What’s most striking for me as somebody who has thought about these methods a lot during the PhD is the idea that in principle one is free to Rao-Blackwellize using an arbitrary partition of the samples/proposal distributions and still get a consistent estimator. Xi’an mentioned this to me earlier and of course it is not surprising given that even without Rao-Blackwell my Gradient IS did considerably better than some Adaptive MCMC algorithms. However this paper makes that idea transparent and uses it extensively. The main idea that is put forward however is to use (parallel) MCMC with the same target for coming up with IS-proposal locations. The output of MCMC is only used for that purpose but not for estimation. Which seems kind of wasteful, but in a nice conversation over email the first author Luca Martino assured me that recycling proposals as both IS and MH proposals made performance go down because of correlations. I don’t get an intuition for why that would be the case, but maybe I’ll have to fall on my own nose for that. What I like about this particular idea of getting locations from MCMC is that one is free from the tuning problem I’ve hit upon in GRIS: if you scale up the proposal covariance in GRIS (or in the PMC approach from the Cappé 2004 paper), you can get an arbitrarily high ESJD – together with a really bad target approximation.
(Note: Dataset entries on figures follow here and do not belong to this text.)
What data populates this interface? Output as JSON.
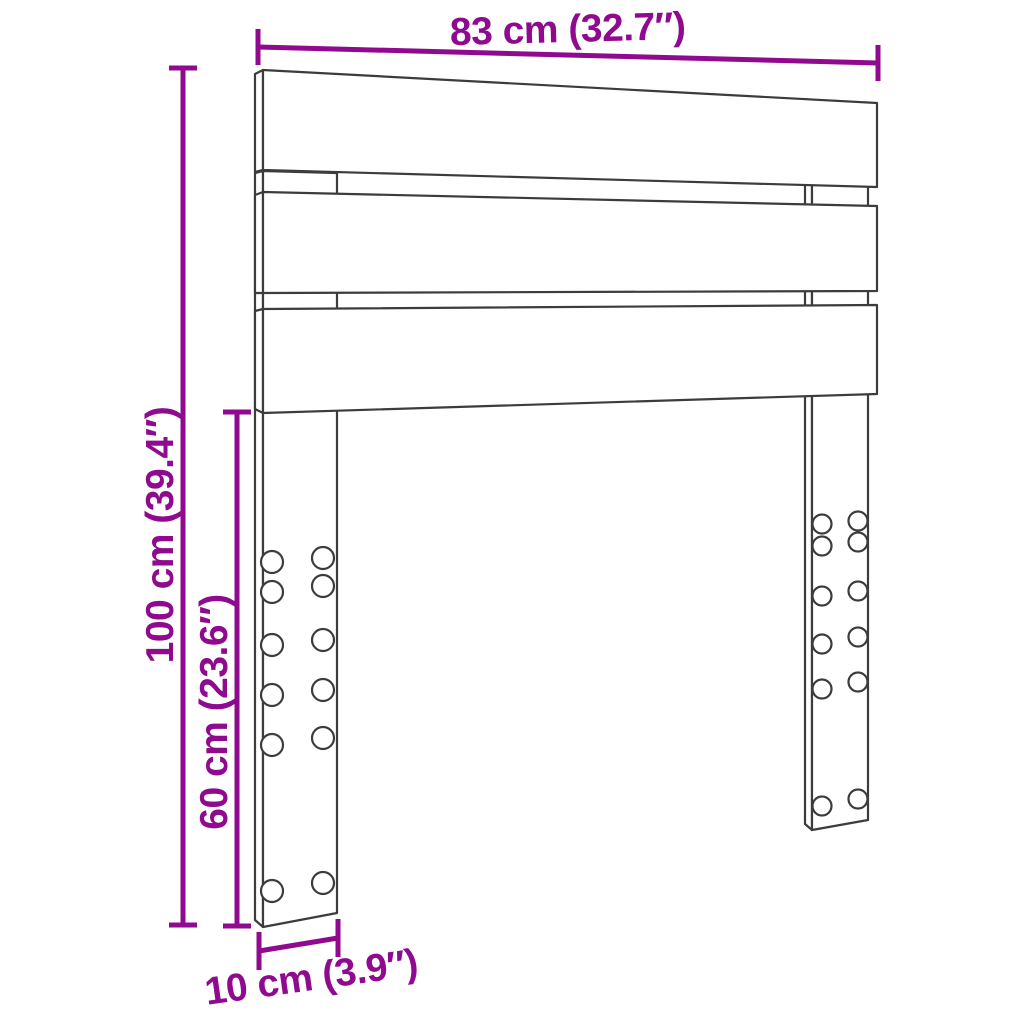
{
  "diagram": {
    "type": "product-dimension-diagram",
    "subject": "slatted headboard with two bolt-hole legs, drawn in light perspective",
    "colors": {
      "dimension_annotation": "#8F0A8F",
      "drawing_outline": "#3C3C3C",
      "background": "#FFFFFF"
    },
    "dimensions": {
      "width": {
        "label": "83 cm (32.7″)",
        "cm": "83",
        "inches": "32.7"
      },
      "height": {
        "label": "100 cm (39.4″)",
        "cm": "100",
        "inches": "39.4"
      },
      "leg_height": {
        "label": "60 cm (23.6″)",
        "cm": "60",
        "inches": "23.6"
      },
      "leg_width": {
        "label": "10 cm (3.9″)",
        "cm": "10",
        "inches": "3.9"
      }
    }
  }
}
Thus unmodified ESJD cannot be used for tuning. And neither can acceptance rate which doesn’t exist. Using MCMC for getting proposal locations is an elegant way around that problem. The effect of this is shown in the plot from the paper below, where the two rightmost plots show one of their methods.
Some other aspects about the paper I find less clear. For instance, I’m not sure about the abundance of different algorithms that are introduced. It leaves the impression that the authors where trying to do mass instead of class (something I might make myself guilty of these weeks as well). Also, while the targets they use for evaluation are fine, only reporting the MSE of one dimension of one integrand seems odd. One simple thing here might be to report the MSE averaged over dimensions as well, another to report the MSE of an estimate of the target distributions variance/higher order moments.